Emmanuel Macron a annoncé lundi soir la vaccination obligatoire contre le Covid-19 des soignants sous peine de sanctions, mais aussi des professionnels amenés à se retrouver au contact de personnes âgées ou fragiles. En parallèle, l’utilisation du pass sanitaire sera élargie à de nombreux lieux publics à partir du mois d’août, une manière de pousser le reste de la population à se faire vacciner alors que l’épidémie de Covid-19 repart à la hausse sous l’effet du variant Delta. "Il n’y a pas d’obligation vaccinale, il y a une incitation maximale", a tenu à nuancer sur Europe 1 mardi matin Gabriel Attal, le porte-parole du gouvernement.

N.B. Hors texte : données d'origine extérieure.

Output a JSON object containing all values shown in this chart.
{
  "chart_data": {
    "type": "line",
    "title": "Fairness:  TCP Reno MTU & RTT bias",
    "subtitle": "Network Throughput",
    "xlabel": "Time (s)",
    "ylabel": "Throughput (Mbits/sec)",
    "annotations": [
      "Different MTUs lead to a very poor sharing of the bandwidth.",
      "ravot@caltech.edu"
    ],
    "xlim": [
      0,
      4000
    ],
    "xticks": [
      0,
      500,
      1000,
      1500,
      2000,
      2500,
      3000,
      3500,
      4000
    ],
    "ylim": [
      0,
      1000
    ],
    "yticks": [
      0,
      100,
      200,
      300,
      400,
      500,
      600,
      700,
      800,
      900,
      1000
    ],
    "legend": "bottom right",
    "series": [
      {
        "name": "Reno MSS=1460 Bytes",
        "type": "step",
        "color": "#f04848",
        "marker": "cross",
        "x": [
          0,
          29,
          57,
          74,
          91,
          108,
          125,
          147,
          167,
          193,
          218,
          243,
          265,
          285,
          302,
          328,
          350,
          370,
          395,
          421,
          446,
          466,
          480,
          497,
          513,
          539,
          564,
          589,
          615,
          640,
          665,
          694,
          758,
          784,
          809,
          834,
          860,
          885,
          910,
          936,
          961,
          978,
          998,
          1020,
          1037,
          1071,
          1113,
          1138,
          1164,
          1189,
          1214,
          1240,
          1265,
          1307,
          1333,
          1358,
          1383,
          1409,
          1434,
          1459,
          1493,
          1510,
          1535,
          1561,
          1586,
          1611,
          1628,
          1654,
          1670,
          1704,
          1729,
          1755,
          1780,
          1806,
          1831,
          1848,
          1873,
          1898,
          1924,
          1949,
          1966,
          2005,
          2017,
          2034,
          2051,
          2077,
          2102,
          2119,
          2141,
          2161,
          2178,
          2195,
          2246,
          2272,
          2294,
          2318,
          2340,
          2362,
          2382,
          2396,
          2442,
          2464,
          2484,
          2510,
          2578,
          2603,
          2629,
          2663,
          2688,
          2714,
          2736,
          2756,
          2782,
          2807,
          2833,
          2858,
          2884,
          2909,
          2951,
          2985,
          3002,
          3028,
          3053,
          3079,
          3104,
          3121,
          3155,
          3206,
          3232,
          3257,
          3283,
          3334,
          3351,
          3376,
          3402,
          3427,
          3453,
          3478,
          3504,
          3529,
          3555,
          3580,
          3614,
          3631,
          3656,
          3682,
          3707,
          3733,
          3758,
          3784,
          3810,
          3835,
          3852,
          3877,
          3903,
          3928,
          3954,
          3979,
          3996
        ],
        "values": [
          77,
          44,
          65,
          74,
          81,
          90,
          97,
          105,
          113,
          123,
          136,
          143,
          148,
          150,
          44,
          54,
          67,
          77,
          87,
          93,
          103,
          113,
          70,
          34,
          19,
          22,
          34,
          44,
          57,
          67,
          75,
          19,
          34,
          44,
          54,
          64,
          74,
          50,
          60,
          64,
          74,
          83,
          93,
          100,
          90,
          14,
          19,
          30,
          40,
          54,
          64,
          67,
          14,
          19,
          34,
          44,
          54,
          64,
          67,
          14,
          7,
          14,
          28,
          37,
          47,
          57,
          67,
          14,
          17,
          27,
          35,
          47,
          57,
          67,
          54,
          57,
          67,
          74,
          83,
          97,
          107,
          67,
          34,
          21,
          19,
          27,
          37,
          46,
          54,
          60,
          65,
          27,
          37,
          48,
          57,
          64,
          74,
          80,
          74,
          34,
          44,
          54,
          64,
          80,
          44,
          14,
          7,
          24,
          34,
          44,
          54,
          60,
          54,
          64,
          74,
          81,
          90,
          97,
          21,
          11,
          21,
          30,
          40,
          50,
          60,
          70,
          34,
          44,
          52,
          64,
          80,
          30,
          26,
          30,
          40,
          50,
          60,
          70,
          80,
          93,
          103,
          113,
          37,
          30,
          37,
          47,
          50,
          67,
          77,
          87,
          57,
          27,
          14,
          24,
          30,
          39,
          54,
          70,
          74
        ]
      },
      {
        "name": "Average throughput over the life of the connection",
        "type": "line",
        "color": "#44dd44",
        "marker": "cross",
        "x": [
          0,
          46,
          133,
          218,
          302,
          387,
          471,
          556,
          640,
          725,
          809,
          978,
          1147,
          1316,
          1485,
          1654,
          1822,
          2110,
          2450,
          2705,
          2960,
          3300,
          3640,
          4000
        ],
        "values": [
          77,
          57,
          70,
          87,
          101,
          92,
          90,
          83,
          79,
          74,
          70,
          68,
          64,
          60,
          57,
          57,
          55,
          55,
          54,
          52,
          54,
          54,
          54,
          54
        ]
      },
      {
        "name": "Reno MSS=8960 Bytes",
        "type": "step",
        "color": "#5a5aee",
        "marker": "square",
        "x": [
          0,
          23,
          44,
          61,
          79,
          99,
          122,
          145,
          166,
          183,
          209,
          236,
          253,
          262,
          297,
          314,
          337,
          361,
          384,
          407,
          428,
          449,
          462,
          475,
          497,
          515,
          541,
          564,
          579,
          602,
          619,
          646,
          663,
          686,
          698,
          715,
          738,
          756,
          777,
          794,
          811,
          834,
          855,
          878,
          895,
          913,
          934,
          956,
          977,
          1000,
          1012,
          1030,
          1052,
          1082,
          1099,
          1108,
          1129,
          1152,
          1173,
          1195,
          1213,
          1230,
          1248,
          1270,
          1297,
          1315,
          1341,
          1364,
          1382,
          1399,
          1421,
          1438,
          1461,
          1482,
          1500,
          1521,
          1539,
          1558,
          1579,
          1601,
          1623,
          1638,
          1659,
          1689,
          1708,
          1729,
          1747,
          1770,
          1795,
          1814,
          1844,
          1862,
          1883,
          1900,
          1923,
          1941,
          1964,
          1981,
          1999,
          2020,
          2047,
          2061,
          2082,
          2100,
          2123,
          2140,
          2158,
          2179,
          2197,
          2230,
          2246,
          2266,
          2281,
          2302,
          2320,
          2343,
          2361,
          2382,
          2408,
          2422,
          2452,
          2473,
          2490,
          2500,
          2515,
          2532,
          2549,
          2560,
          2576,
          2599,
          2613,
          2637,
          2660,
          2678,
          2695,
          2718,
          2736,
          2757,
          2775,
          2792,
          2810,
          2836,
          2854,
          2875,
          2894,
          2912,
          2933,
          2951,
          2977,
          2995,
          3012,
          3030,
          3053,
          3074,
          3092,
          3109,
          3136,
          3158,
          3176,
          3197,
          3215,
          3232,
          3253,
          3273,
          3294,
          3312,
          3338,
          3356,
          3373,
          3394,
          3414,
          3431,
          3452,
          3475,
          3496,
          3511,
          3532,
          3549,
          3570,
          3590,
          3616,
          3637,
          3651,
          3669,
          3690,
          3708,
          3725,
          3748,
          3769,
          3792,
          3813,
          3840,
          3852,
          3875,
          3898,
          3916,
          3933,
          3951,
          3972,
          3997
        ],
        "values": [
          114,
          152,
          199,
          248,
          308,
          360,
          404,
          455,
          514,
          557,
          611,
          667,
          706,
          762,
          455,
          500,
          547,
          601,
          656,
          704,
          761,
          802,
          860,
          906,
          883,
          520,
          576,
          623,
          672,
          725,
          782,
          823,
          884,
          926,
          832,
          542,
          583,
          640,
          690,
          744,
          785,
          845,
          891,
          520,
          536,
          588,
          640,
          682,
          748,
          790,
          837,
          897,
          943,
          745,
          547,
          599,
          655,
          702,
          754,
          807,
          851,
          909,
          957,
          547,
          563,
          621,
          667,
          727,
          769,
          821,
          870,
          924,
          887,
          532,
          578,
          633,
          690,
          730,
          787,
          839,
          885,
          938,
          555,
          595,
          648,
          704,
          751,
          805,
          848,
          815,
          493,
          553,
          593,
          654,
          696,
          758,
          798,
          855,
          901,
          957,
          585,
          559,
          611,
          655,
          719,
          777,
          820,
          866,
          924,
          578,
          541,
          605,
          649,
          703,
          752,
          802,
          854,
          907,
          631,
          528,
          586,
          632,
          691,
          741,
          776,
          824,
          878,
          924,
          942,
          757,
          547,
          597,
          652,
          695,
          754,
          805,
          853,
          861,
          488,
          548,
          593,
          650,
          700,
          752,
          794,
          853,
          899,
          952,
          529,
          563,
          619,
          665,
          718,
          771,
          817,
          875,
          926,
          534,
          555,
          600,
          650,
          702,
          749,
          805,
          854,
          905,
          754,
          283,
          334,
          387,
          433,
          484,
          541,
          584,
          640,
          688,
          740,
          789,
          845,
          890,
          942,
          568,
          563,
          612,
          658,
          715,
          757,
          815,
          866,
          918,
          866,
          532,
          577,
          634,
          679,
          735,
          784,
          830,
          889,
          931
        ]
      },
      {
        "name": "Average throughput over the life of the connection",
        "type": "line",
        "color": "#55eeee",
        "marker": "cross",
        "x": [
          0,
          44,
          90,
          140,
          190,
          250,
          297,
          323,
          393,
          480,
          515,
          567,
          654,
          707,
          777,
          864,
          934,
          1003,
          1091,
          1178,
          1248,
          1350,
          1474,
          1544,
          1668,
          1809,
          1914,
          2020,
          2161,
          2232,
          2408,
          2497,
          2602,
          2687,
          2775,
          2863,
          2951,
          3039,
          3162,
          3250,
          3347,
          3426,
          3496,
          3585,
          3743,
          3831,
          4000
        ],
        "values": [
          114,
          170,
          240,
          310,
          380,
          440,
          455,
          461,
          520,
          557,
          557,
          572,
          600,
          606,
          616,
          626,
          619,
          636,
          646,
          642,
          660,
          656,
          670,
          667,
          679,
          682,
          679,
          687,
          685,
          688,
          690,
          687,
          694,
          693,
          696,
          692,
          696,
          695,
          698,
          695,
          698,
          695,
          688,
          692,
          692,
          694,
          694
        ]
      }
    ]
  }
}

"On ne peut pas faire peser sur des personnes qui se sont fait vacciner des contraintes liées à une reprise épidémique qui serait le fait de personnes qui ne se sont pas fait vacciner", explique Gabriel Attal. "Avec le risque de la quatrième vague, un variant Delta nettement plus contagieux, on n’a plus vraiment le temps de douter. Il faut y aller !", enjoint-il.

À ce stade néanmoins, le gouvernement n’écarte pas l’idée d'élargir la vaccination obligatoire à l’ensemble de la population, en fonction de l’évolution de l’épidémie. "On ne peut pas exclure à l’avenir un variant encore plus contagieux, il faut laisser des portes ouvertes", plaide notre invité.

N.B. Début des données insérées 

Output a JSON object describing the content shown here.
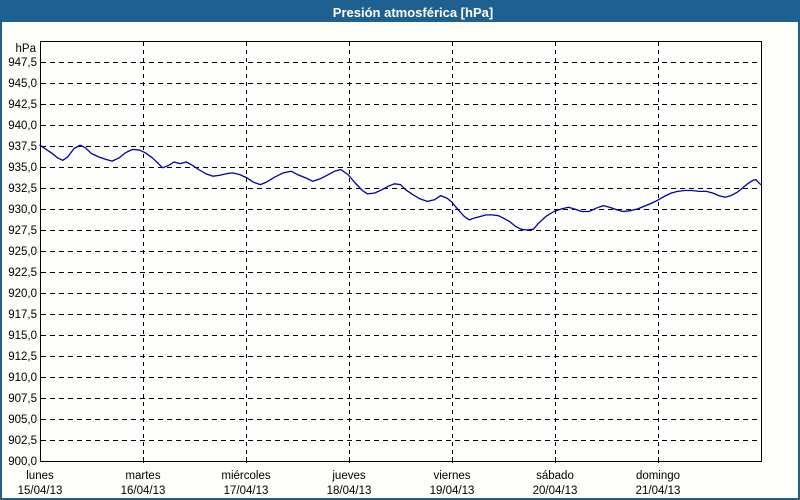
{
  "title_bar": {
    "title": "Presión atmosférica [hPa]"
  },
  "colors": {
    "frame_blue": "#1e6191",
    "title_text": "#ffffff",
    "background": "#fdfefa",
    "plot_background": "#fefefc",
    "grid": "#000000",
    "axis_text": "#000000",
    "line_blue": "#0101a8"
  },
  "chart_data": {
    "type": "line",
    "title": "Presión atmosférica [hPa]",
    "y_unit_label": "hPa",
    "ylim": [
      900.0,
      950.0
    ],
    "ytick_step": 2.5,
    "grid": "dashed",
    "legend": "none",
    "ytick_labels": [
      {
        "value": 947.5,
        "label": "947,5"
      },
      {
        "value": 945.0,
        "label": "945,0"
      },
      {
        "value": 942.5,
        "label": "942,5"
      },
      {
        "value": 940.0,
        "label": "940,0"
      },
      {
        "value": 937.5,
        "label": "937,5"
      },
      {
        "value": 935.0,
        "label": "935,0"
      },
      {
        "value": 932.5,
        "label": "932,5"
      },
      {
        "value": 930.0,
        "label": "930,0"
      },
      {
        "value": 927.5,
        "label": "927,5"
      },
      {
        "value": 925.0,
        "label": "925,0"
      },
      {
        "value": 922.5,
        "label": "922,5"
      },
      {
        "value": 920.0,
        "label": "920,0"
      },
      {
        "value": 917.5,
        "label": "917,5"
      },
      {
        "value": 915.0,
        "label": "915,0"
      },
      {
        "value": 912.5,
        "label": "912,5"
      },
      {
        "value": 910.0,
        "label": "910,0"
      },
      {
        "value": 907.5,
        "label": "907,5"
      },
      {
        "value": 905.0,
        "label": "905,0"
      },
      {
        "value": 902.5,
        "label": "902,5"
      },
      {
        "value": 900.0,
        "label": "900,0"
      }
    ],
    "x_days": [
      {
        "name": "lunes",
        "date": "15/04/13"
      },
      {
        "name": "martes",
        "date": "16/04/13"
      },
      {
        "name": "miércoles",
        "date": "17/04/13"
      },
      {
        "name": "jueves",
        "date": "18/04/13"
      },
      {
        "name": "viernes",
        "date": "19/04/13"
      },
      {
        "name": "sábado",
        "date": "20/04/13"
      },
      {
        "name": "domingo",
        "date": "21/04/13"
      }
    ],
    "series": [
      {
        "name": "Presión atmosférica",
        "unit": "hPa",
        "x_unit": "days from 15/04/13 00:00",
        "points": [
          [
            0.0,
            937.6
          ],
          [
            0.06,
            937.1
          ],
          [
            0.12,
            936.6
          ],
          [
            0.17,
            936.1
          ],
          [
            0.22,
            935.8
          ],
          [
            0.27,
            936.2
          ],
          [
            0.33,
            937.2
          ],
          [
            0.39,
            937.6
          ],
          [
            0.44,
            937.3
          ],
          [
            0.5,
            936.6
          ],
          [
            0.57,
            936.2
          ],
          [
            0.64,
            935.9
          ],
          [
            0.7,
            935.7
          ],
          [
            0.77,
            936.1
          ],
          [
            0.83,
            936.7
          ],
          [
            0.9,
            937.1
          ],
          [
            0.97,
            937.0
          ],
          [
            1.02,
            936.7
          ],
          [
            1.09,
            936.1
          ],
          [
            1.15,
            935.4
          ],
          [
            1.19,
            934.9
          ],
          [
            1.25,
            935.2
          ],
          [
            1.3,
            935.6
          ],
          [
            1.36,
            935.4
          ],
          [
            1.42,
            935.6
          ],
          [
            1.48,
            935.2
          ],
          [
            1.54,
            934.7
          ],
          [
            1.61,
            934.2
          ],
          [
            1.68,
            933.9
          ],
          [
            1.74,
            934.0
          ],
          [
            1.81,
            934.2
          ],
          [
            1.87,
            934.3
          ],
          [
            1.94,
            934.1
          ],
          [
            2.01,
            933.7
          ],
          [
            2.07,
            933.2
          ],
          [
            2.14,
            932.9
          ],
          [
            2.2,
            933.2
          ],
          [
            2.28,
            933.8
          ],
          [
            2.36,
            934.3
          ],
          [
            2.44,
            934.5
          ],
          [
            2.5,
            934.1
          ],
          [
            2.58,
            933.7
          ],
          [
            2.65,
            933.3
          ],
          [
            2.72,
            933.6
          ],
          [
            2.8,
            934.1
          ],
          [
            2.86,
            934.5
          ],
          [
            2.92,
            934.7
          ],
          [
            2.99,
            934.1
          ],
          [
            3.06,
            933.1
          ],
          [
            3.13,
            932.2
          ],
          [
            3.18,
            931.8
          ],
          [
            3.25,
            931.9
          ],
          [
            3.32,
            932.3
          ],
          [
            3.38,
            932.7
          ],
          [
            3.44,
            933.0
          ],
          [
            3.5,
            932.9
          ],
          [
            3.55,
            932.3
          ],
          [
            3.62,
            931.7
          ],
          [
            3.69,
            931.2
          ],
          [
            3.76,
            930.9
          ],
          [
            3.83,
            931.1
          ],
          [
            3.89,
            931.6
          ],
          [
            3.95,
            931.3
          ],
          [
            4.0,
            930.8
          ],
          [
            4.06,
            929.9
          ],
          [
            4.12,
            929.1
          ],
          [
            4.17,
            928.7
          ],
          [
            4.21,
            928.9
          ],
          [
            4.27,
            929.1
          ],
          [
            4.33,
            929.3
          ],
          [
            4.39,
            929.3
          ],
          [
            4.45,
            929.2
          ],
          [
            4.5,
            928.9
          ],
          [
            4.56,
            928.5
          ],
          [
            4.62,
            927.9
          ],
          [
            4.67,
            927.6
          ],
          [
            4.73,
            927.5
          ],
          [
            4.79,
            927.6
          ],
          [
            4.84,
            928.3
          ],
          [
            4.91,
            929.1
          ],
          [
            4.99,
            929.7
          ],
          [
            5.06,
            930.0
          ],
          [
            5.13,
            930.2
          ],
          [
            5.19,
            930.0
          ],
          [
            5.26,
            929.7
          ],
          [
            5.33,
            929.7
          ],
          [
            5.4,
            930.1
          ],
          [
            5.47,
            930.4
          ],
          [
            5.53,
            930.2
          ],
          [
            5.6,
            929.9
          ],
          [
            5.66,
            929.7
          ],
          [
            5.73,
            929.8
          ],
          [
            5.8,
            930.0
          ],
          [
            5.86,
            930.3
          ],
          [
            5.92,
            930.6
          ],
          [
            5.99,
            931.0
          ],
          [
            6.06,
            931.5
          ],
          [
            6.13,
            931.9
          ],
          [
            6.19,
            932.1
          ],
          [
            6.26,
            932.2
          ],
          [
            6.33,
            932.2
          ],
          [
            6.4,
            932.1
          ],
          [
            6.47,
            932.1
          ],
          [
            6.53,
            931.9
          ],
          [
            6.59,
            931.6
          ],
          [
            6.65,
            931.4
          ],
          [
            6.71,
            931.6
          ],
          [
            6.77,
            932.0
          ],
          [
            6.82,
            932.5
          ],
          [
            6.87,
            933.0
          ],
          [
            6.92,
            933.4
          ],
          [
            6.95,
            933.5
          ],
          [
            6.98,
            933.1
          ],
          [
            7.0,
            932.9
          ]
        ]
      }
    ]
  }
}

"Les employeurs seront chargés du contrôle"

Pour les personnels dont l'obligation sera prochainement effective, de quelle manière seront-ils contrôlés ? "Les employeurs seront chargés du contrôle", explique Gabriel Attal. "Pour ce qui est d’un soignant dans un établissement hospitalier, c’est la direction de l’hôpital qui devra contrôler, pour un professionnel de santé libéral c’est l’ARS et la caisse primaire d’Assurance maladie qui devront faire le contrôle", détaille-t-il.

Preuve que l'allocution d'Emmanuel Macron a eu l'effet escompté : dans la soirée de lundi, quelque 20.000 rendez-vous par minute ont été pris sur la plateforme de réservations Doctolib, qui a enregistré sur l'ensemble de la journée 926.000 rendez-vous pour une première dose, un record.